I am making a building game and i want to make a grid snap feature so you can place items on a grid, the problem is that i’m using math.round
which rounds to the nearest whole, and if you want to snap for every 0.1 (example would be 5.87 = 5.9) it would just round to the whole. Is there a better way of doing this rather than math.round
?
2 Likes
You could multiply the number by 10, round it, and then divide by 10.
Here’s an example of these steps in order:
1.47 > 14.7 > 15 > 1.5
Use string.format:
function roundNumber(num, numDecimalPlaces)

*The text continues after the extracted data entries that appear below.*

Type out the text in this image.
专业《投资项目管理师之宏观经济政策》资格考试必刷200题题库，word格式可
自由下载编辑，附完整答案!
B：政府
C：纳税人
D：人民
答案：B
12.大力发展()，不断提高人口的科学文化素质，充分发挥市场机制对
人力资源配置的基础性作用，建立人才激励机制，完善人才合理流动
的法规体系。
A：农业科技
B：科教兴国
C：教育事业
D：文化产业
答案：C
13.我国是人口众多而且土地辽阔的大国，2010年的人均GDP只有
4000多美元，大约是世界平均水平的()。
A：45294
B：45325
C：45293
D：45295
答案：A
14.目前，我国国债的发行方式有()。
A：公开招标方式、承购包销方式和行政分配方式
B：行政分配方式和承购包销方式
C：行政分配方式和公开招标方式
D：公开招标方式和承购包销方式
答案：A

return tonumber(string.format("%." .. (numDecimalPlaces or 0) .. "f", num))
end
print(roundNumber(4.6787673219385, 1)) --prints 4.7
print(roundNumber(4.6787673219385, 2)) --prints 4.68
print(roundNumber(4.6787673219385, 3)) --prints 4.679
3 Likes
local randoms = math.random(5870, 5890)
randoms /= 1000
print(randoms)
Using your example.
1 Like
To round to any number you have to add by half of that number. Then apply the modulus operator with the rounding number as your. (€If you are rounding to the nearest int then just use math.floor instead.)
local function(number, roundToNearest)
number += roundToNearest / 2
return roundToNearest % number -- If this is incorrect it will be the other way around.
end
what I did for my game is round the number by multiplying and deviding it as @deepsolace mentioned. For example my code was this:
local roundeddamage = math.floor(damage * 10) -- change damage to the variable you use.
local devideddamage = roundeddamage / 10
damage = devideddamage
This would make the damage rounded to 1 decimal. If for some reason you want more decimals you can add a 0 to the 10 to add 1 more decimal.